Tidak hanya pada aspek fisik, ia juga memberikan perhatian serius pada pembinaan kedisiplinan Aparatur Sipil Negara (ASN) maupun tenaga kontrak. Dengan pendekatan tegas sekaligus memberi keteladanan, semangat disiplin kini terasa di seluruh lini. Pegawai terlihat lebih tertib dalam menjalankan tugas dan menjaga citra lembaga.
Salah satu bentuk nyata pembinaan tersebut adalah kebiasaan seluruh ASN dan tenaga kontrak untuk berdiri tegak penuh hormat setiap kali lagu Indonesia Raya dikumandangkan, baik pagi maupun sore.
Menurutnya, ini bukan sekadar rutinitas, tetapi penguatan nilai kebangsaan dan kecintaan terhadap Pancasila.
Selain penguatan disiplin, suasana religius juga semakin kental di lingkungan DPRD Kota Makassar.

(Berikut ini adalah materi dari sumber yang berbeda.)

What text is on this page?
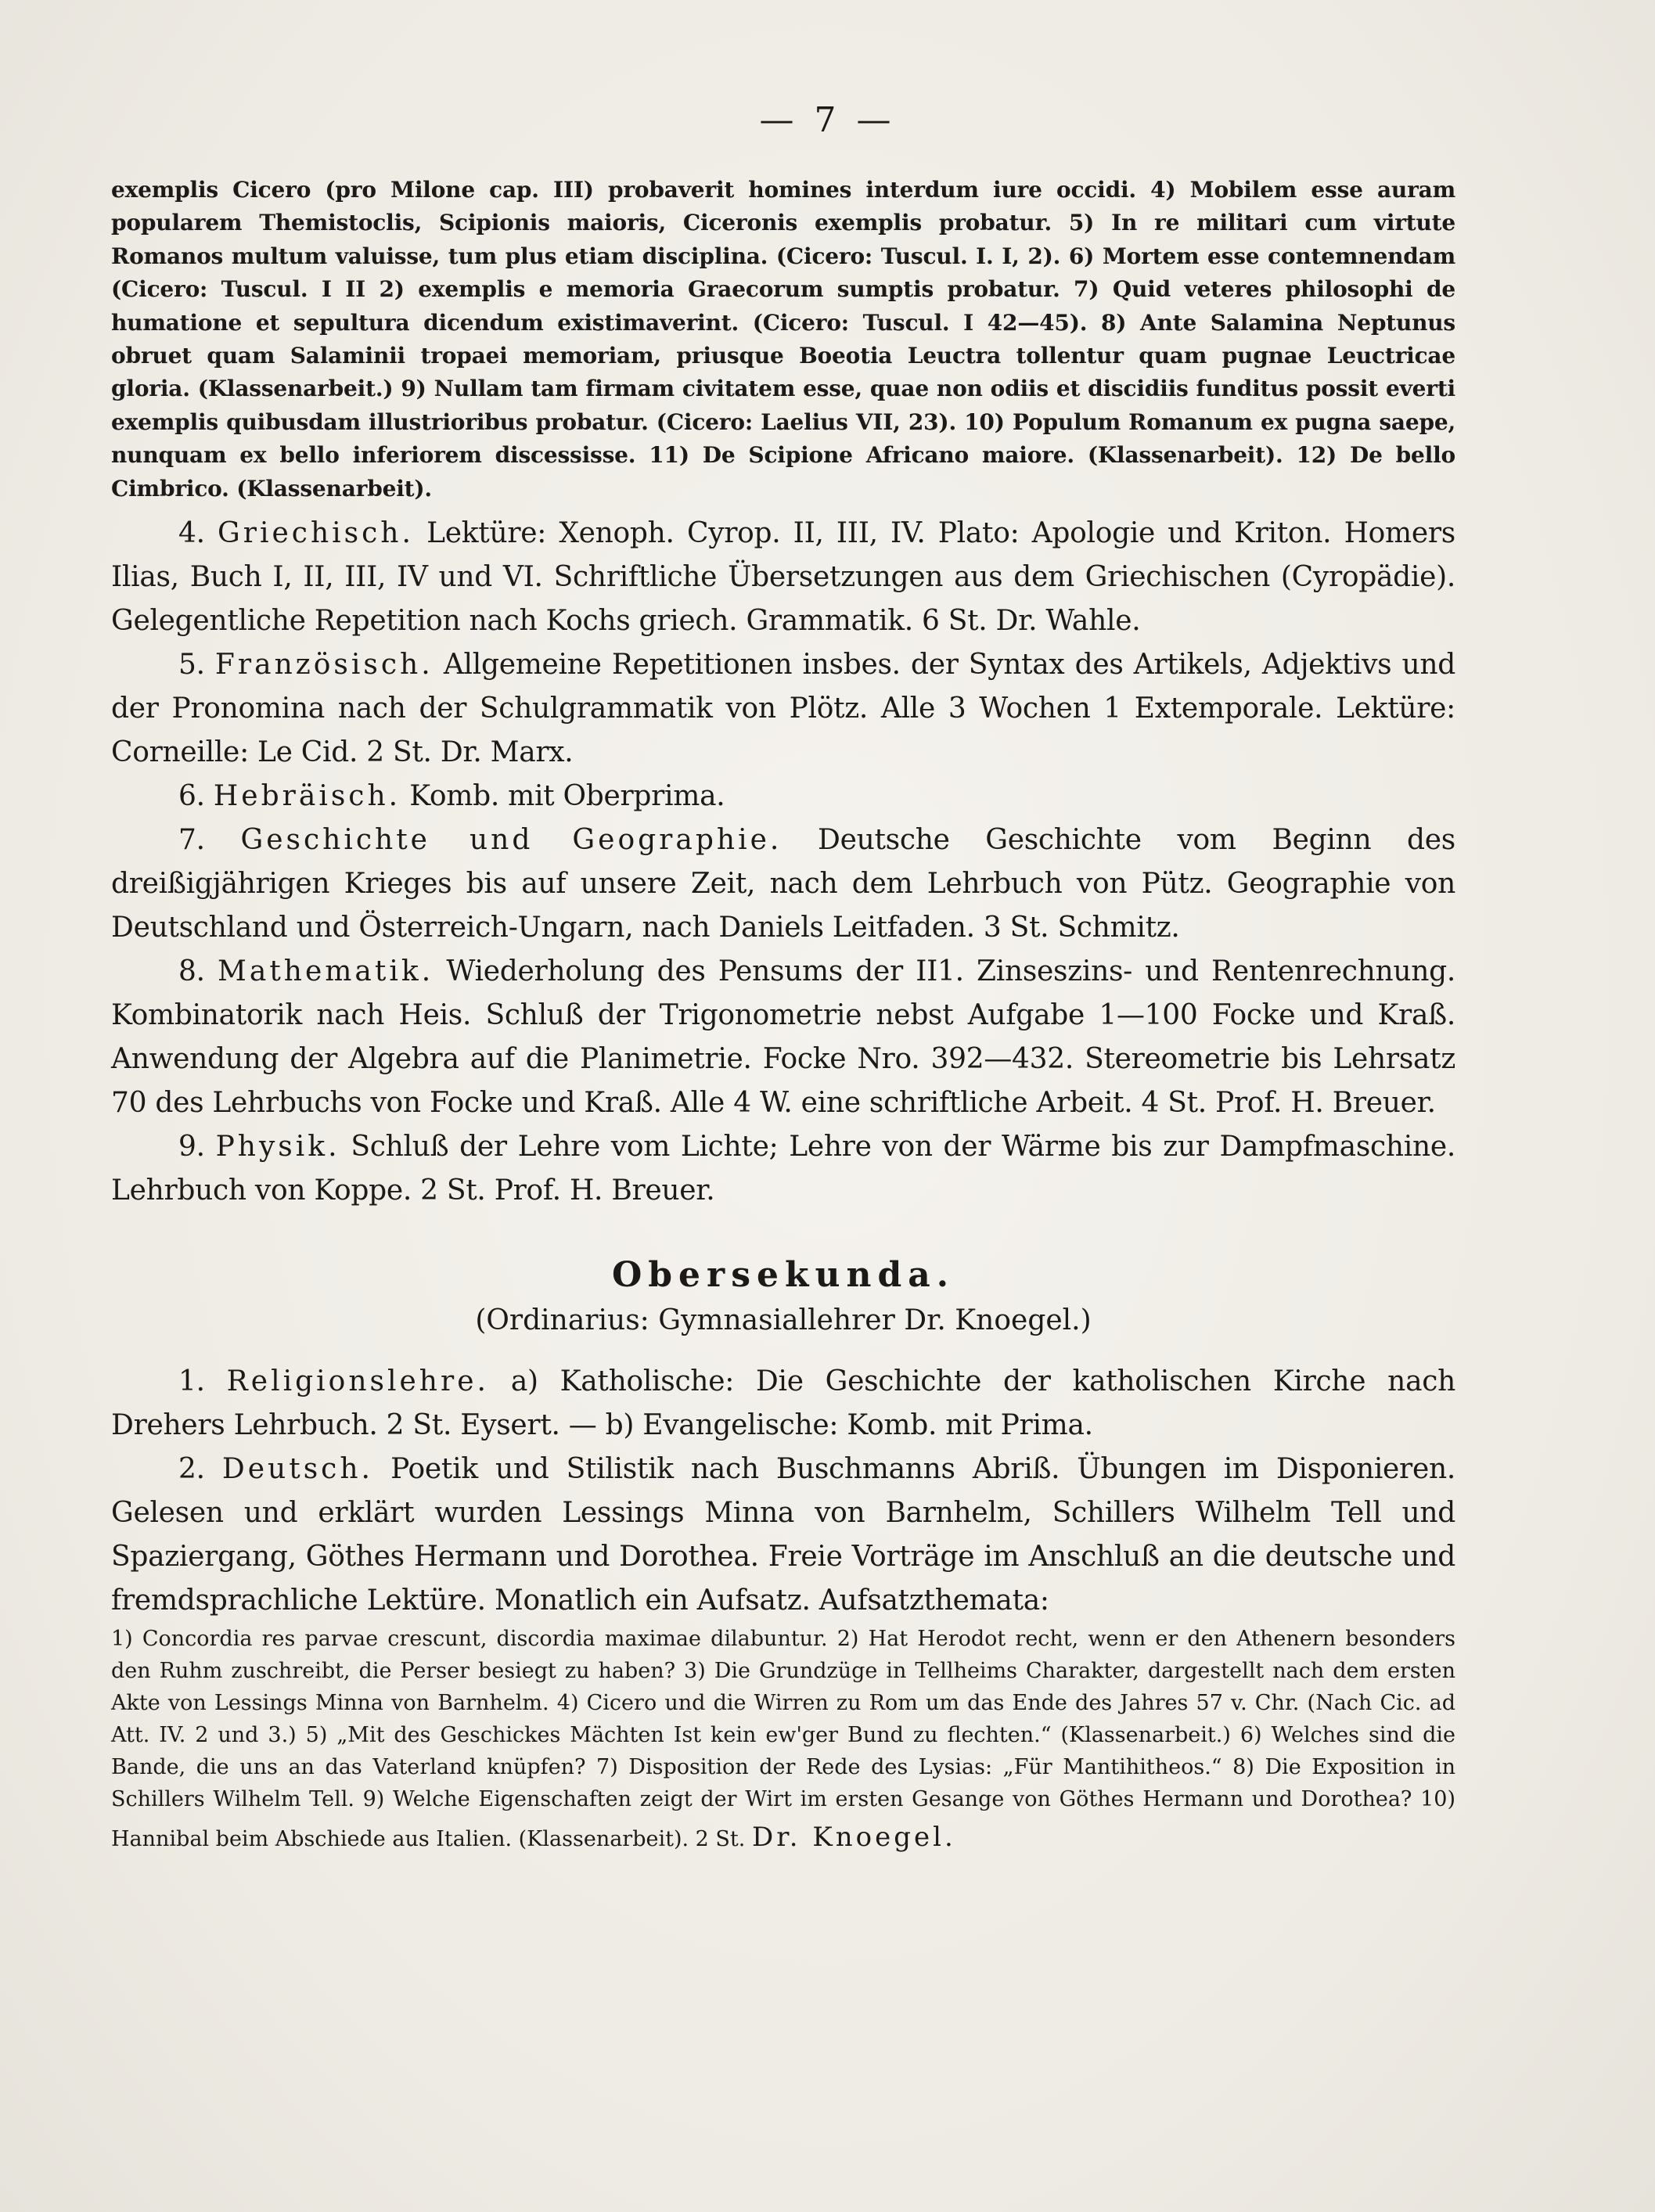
— 7 —

exemplis Cicero (pro Milone cap. III) probaverit homines interdum iure occidi. 4) Mobilem esse auram popularem Themistoclis, Scipionis maioris, Ciceronis exemplis probatur. 5) In re militari cum virtute Romanos multum valuisse, tum plus etiam disciplina. (Cicero: Tuscul. I. I, 2). 6) Mortem esse contemnendam (Cicero: Tuscul. I II 2) exemplis e memoria Graecorum sumptis probatur. 7) Quid veteres philosophi de humatione et sepultura dicendum existimaverint. (Cicero: Tuscul. I 42—45). 8) Ante Salamina Neptunus obruet quam Salaminii tropaei memoriam, priusque Boeotia Leuctra tollentur quam pugnae Leuctricae gloria. (Klassenarbeit.) 9) Nullam tam firmam civitatem esse, quae non odiis et discidiis funditus possit everti exemplis quibusdam illustrioribus probatur. (Cicero: Laelius VII, 23). 10) Populum Romanum ex pugna saepe, nunquam ex bello inferiorem discessisse. 11) De Scipione Africano maiore. (Klassenarbeit). 12) De bello Cimbrico. (Klassenarbeit).

4. Griechisch. Lektüre: Xenoph. Cyrop. II, III, IV. Plato: Apologie und Kriton. Homers Ilias, Buch I, II, III, IV und VI. Schriftliche Übersetzungen aus dem Griechischen (Cyropädie). Gelegentliche Repetition nach Kochs griech. Grammatik. 6 St. Dr. Wahle.

5. Französisch. Allgemeine Repetitionen insbes. der Syntax des Artikels, Adjektivs und der Pronomina nach der Schulgrammatik von Plötz. Alle 3 Wochen 1 Extemporale. Lektüre: Corneille: Le Cid. 2 St. Dr. Marx.

6. Hebräisch. Komb. mit Oberprima.

7. Geschichte und Geographie. Deutsche Geschichte vom Beginn des dreißigjährigen Krieges bis auf unsere Zeit, nach dem Lehrbuch von Pütz. Geographie von Deutschland und Österreich-Ungarn, nach Daniels Leitfaden. 3 St. Schmitz.

8. Mathematik. Wiederholung des Pensums der II1. Zinseszins- und Rentenrechnung. Kombinatorik nach Heis. Schluß der Trigonometrie nebst Aufgabe 1—100 Focke und Kraß. Anwendung der Algebra auf die Planimetrie. Focke Nro. 392—432. Stereometrie bis Lehrsatz 70 des Lehrbuchs von Focke und Kraß. Alle 4 W. eine schriftliche Arbeit. 4 St. Prof. H. Breuer.

9. Physik. Schluß der Lehre vom Lichte; Lehre von der Wärme bis zur Dampfmaschine. Lehrbuch von Koppe. 2 St. Prof. H. Breuer.

Obersekunda.
(Ordinarius: Gymnasiallehrer Dr. Knoegel.)

1. Religionslehre. a) Katholische: Die Geschichte der katholischen Kirche nach Drehers Lehrbuch. 2 St. Eysert. — b) Evangelische: Komb. mit Prima.

2. Deutsch. Poetik und Stilistik nach Buschmanns Abriß. Übungen im Disponieren. Gelesen und erklärt wurden Lessings Minna von Barnhelm, Schillers Wilhelm Tell und Spaziergang, Göthes Hermann und Dorothea. Freie Vorträge im Anschluß an die deutsche und fremdsprachliche Lektüre. Monatlich ein Aufsatz. Aufsatzthemata:

1) Concordia res parvae crescunt, discordia maximae dilabuntur. 2) Hat Herodot recht, wenn er den Athenern besonders den Ruhm zuschreibt, die Perser besiegt zu haben? 3) Die Grundzüge in Tellheims Charakter, dargestellt nach dem ersten Akte von Lessings Minna von Barnhelm. 4) Cicero und die Wirren zu Rom um das Ende des Jahres 57 v. Chr. (Nach Cic. ad Att. IV. 2 und 3.) 5) „Mit des Geschickes Mächten Ist kein ew'ger Bund zu flechten.“ (Klassenarbeit.) 6) Welches sind die Bande, die uns an das Vaterland knüpfen? 7) Disposition der Rede des Lysias: „Für Mantihitheos.“ 8) Die Exposition in Schillers Wilhelm Tell. 9) Welche Eigenschaften zeigt der Wirt im ersten Gesange von Göthes Hermann und Dorothea? 10) Hannibal beim Abschiede aus Italien. (Klassenarbeit). 2 St. Dr. Knoegel.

Adzan kini dikumandangkan dan tersambung ke seluruh ruangan sekretariat sebagai pengingat bagi pegawai maupun anggota dewan yang beragama Islam untuk menunaikan salat tepat waktu. Langkah sederhana ini dinilai sebagai penghidupan kembali kesadaran spiritual di tengah kesibukan kerja.
Atmosfer kerja yang tertata rapi, disiplin yang terjaga, serta nilai kebangsaan dan keagamaan yang diperkuat menjadi warna baru di bawah kepemimpinan Andi Rahmat. Perubahan ini diharapkan mampu meningkatkan kinerja lembaga serta memperkuat pelayanan kepada masyarakat.
Apresiasi pun datang dari berbagai pihak atas langkah nyata tersebut. Dengan konsistensi membangun disiplin, menumbuhkan nasionalisme, serta memperkuat religiusitas, Sekretariat DPRD Kota Makassar kini dipandang tidak hanya sebagai tempat bekerja, melainkan juga ruang untuk menumbuhkan integritas, karakter, dan semangat pengabdian bagi bangsa dan negara.